WORLD American blogger helps world hear public opinion in China

WORLD

American blogger helps world hear public opinion in China

Xinhua

08:24, July 30, 2020

Thomas Garbarini, a New York-born translator and painter (Photo: Xinhua)

Thomas Garbarini, a New York-born translator and painter who got stuck here in the Serbian capital along with his Chinese wife due to global COVID-19 traveling restrictions, has created a blog to convey "more nuanced understanding" of China.

In a recent interview with Xinhua, Garbarini shared how his blog -- Zhihu Digest -- works, and the reason that pushed him to establish it.

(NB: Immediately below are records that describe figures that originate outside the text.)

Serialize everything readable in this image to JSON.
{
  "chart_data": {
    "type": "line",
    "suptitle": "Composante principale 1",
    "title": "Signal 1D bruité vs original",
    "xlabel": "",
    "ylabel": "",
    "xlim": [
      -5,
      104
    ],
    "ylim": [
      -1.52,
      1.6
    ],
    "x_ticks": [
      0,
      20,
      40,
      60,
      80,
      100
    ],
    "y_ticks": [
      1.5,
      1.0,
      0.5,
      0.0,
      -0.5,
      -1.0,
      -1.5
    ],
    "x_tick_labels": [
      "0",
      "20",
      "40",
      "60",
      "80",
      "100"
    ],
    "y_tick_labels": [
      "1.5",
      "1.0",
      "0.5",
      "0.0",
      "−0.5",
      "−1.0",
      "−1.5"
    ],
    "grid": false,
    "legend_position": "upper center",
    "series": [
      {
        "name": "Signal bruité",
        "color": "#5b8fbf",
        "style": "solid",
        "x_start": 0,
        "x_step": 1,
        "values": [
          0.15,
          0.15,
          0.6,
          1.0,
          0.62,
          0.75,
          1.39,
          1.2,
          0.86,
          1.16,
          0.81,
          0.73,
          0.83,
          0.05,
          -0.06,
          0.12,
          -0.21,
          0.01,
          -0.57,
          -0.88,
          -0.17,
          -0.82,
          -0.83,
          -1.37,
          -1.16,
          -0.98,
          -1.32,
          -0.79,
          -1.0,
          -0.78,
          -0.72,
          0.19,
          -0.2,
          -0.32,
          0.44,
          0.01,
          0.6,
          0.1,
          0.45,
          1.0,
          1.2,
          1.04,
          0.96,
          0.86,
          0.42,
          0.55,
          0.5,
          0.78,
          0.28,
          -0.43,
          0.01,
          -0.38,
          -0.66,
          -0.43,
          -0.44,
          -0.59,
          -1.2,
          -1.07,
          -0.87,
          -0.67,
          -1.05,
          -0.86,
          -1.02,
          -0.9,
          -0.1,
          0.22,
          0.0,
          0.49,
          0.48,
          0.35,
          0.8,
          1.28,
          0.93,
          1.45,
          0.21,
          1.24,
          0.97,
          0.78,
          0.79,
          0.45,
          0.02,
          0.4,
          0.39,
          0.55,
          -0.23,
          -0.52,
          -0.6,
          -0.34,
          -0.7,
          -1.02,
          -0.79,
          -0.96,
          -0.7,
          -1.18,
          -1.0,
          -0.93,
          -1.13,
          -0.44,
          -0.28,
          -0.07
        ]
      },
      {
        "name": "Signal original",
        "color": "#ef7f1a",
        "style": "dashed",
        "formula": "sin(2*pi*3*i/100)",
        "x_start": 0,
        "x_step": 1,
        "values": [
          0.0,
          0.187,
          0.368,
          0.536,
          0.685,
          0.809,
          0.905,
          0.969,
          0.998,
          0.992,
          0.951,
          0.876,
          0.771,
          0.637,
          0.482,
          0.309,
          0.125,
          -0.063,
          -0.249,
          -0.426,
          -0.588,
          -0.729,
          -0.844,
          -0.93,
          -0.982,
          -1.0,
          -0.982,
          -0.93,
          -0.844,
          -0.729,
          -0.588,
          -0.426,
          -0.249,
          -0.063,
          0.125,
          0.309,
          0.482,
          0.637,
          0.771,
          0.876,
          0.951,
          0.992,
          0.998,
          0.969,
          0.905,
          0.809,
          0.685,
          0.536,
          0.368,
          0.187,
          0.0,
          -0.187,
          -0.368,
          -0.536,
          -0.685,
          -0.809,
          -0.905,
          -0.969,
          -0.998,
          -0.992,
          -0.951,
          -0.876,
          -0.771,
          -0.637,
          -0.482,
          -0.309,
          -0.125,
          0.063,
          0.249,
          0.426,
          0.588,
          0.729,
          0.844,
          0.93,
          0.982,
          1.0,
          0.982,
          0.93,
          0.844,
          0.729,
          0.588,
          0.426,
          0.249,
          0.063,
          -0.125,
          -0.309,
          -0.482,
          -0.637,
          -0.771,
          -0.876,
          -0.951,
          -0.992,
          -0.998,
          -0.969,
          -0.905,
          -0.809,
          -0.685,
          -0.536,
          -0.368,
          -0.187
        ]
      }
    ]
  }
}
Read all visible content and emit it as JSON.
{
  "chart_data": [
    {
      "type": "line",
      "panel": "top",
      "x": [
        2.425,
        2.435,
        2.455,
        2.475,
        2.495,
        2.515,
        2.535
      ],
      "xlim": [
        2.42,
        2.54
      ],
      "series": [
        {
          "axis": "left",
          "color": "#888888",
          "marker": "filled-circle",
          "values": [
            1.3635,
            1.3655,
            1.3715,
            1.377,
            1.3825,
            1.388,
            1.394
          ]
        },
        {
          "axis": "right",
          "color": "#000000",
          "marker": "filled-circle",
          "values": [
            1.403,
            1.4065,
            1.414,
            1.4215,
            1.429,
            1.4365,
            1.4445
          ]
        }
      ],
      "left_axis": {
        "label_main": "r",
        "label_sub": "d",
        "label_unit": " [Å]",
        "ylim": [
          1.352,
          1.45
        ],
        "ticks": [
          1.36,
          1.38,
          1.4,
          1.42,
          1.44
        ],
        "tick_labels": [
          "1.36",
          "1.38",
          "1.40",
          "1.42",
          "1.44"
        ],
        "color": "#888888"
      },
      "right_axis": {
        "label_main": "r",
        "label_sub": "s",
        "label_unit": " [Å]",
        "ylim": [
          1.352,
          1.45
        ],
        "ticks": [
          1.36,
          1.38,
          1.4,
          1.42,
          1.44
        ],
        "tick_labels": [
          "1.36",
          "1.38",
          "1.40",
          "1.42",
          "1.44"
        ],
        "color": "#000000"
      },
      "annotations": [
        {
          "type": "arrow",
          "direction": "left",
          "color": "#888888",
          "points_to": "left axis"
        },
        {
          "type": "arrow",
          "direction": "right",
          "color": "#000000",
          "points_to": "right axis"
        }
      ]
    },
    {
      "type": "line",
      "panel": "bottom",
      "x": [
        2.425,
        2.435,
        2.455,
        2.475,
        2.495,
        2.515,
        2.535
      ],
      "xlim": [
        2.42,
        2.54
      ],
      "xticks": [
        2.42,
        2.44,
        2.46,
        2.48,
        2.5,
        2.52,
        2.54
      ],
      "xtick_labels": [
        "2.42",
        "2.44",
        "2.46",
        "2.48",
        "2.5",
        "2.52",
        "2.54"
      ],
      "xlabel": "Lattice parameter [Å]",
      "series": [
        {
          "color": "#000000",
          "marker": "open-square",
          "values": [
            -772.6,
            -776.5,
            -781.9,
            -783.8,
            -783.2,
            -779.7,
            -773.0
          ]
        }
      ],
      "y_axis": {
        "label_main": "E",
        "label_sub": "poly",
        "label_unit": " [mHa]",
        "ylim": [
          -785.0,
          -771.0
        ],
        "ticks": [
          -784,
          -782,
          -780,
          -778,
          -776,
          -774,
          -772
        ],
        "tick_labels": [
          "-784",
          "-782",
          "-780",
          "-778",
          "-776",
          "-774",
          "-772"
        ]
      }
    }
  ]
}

Zhihu, or "do you know" in Chinese, is one of China's most popular question-and-answer websites where all kinds of questions are raised, answered, edited and organized by the community of its users. Launched in 2011, its user number has exceeded 200 million, with over 30 million questions raised on the platform, according to the company.

One reason to create Zhihu Digest, a website that includes top questions from Zhihu in English, is to make it easier for English-speaking audience to understand the true voice of ordinary Chinese people, said Garbarini.

The gap between Western and Chinese social media users contributes to a lack of understanding and empathy between the two, he noted.

Noting that he started learning Chinese in 2011 when he visited Beijing and has been using social media to improve his language skills, Garbarini said he created Zhihu Digest this February to use it as a platform to share his experience with other Chinese language students.

However, he later found that visitors have shown more interest in public opinion in China, thus prompting him to shift his focus on sharing to the rest of the world what Chinese people discuss most.

"Originally, I meant for this to be a language learning website," he said. "But most visitors were interested in culture, news and politics, so I have been focusing on that."

Topics on Garbarini's blog are usually those that attract most attention and discussions on Zhihu, which often include happenings in the United States and their reflections in China.

"For example, when there are 2 or 3 million cases of coronavirus in the U.S.," he said. "Whenever there is a new report on that, it is interesting to hear what normal Chinese people think about that."

"Also, sometimes it is interesting to hear stories that have nothing to do with the West and only about China, because lots of times there is no reporting on that in the Western media," he explained.

Noting that Western media have been depicting China in a negative way recently, he said that "it's not my goal to change people's views, but simply to convey what people are talking about on Zhihu."

Taking the recent flooding in Yangtze River as an example, Garbarini said comments from people who live in those areas can help readers learn "first-hand how the flood is affecting them and how they are witnessing the flood-prevention measures."

"I hope that my readers will get a more nuanced understanding and develop more empathy," he said. "If you read the news without knowing the feelings of people who are affected by it, things can become black and white."